The possibility to modify the heat transfer rate toward the substrate by manipulating the local temperature gradient at the silicon interface, was also explored (see figure 5(b)). This was made possible by taking advantage of ${C_{BL}}$ and ${g_{BL}}$, which allow to directly influence the temperature gradient at the buffer layer/Si interface. A material with high ${C_{BL}}$ will reach a lower maximal temperature, thus decreasing the heat transfer rate toward the substrate. The opposite situation is obtained when using a material with a high ${g_{BL}}$. A variation in the thermal energy diffused toward the silicon of ∼3%, at time scales of one nanosecond, can be achieved by the selection of buffer layer materials with the appropriate values of the thermodynamics parameters. By increasing the ${C_{BL}}$, a decrease in the energy dissipated toward the substrate can be induced, which, although small, could become a considerable amount of energy when dealing with high intensity and high repetition rate lasers or thin vulnerable antennas. Meanwhile, an increase in ${g_{BL}}$ has little influence on the heat flow towards the substrate.

In conclusion, we used a modified version of the TTM in combination with heat diffusion and Kapitza conductance to address the temporal and spatial evolution of the thermal dynamics within a laser-excited metallic bilayer CW on a silicon substrate. A significantly different heat flow dynamics was found depending upon the buffer layer's thermodynamic parameters, which becomes less prominent with increasing laser pulse duration or lower laser power. Buffer layer materials that are commonly used to improve the gold adhesion on a dielectric substrate were found to substantially influence the heat flow dynamics.

Our results imply that even a thin buffer layer has a considerable influence on the thermodynamic properties of the system by temporarily storing a significant fraction of the absorbed laser energy. This demonstrates that by proper material selection it is possible to exert control on the heat flow dynamics and transient energy accumulation in one subsystem, in particular the electron and buffer layer lattice systems.
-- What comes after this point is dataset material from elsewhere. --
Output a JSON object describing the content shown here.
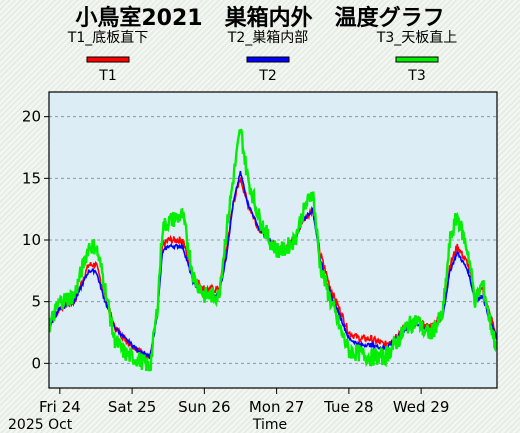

Our model allows to explore the buffer layer material properties and parameters that are best suited to serve as protective elements and/or as heat flow modifier elements. This way it is possible to control the thermal response and stress, and thus the heat flow and the potential thermal damage of the metallic bilayers and MM antennas when exposed to intense picosecond light pulses.

This research has been funded by a joint research project between the Vietnam National Foundation for Science and Technology Development (NAFOSTED) under Grant No. FWO.103.2017.01 and the Research Foundation Flanders (FWO) under Grant No. G0E62.18N. This work is also supported by the KU Leuven Research Council (BOF).

The data that support the findings of this study are available upon reasonable request from the authors.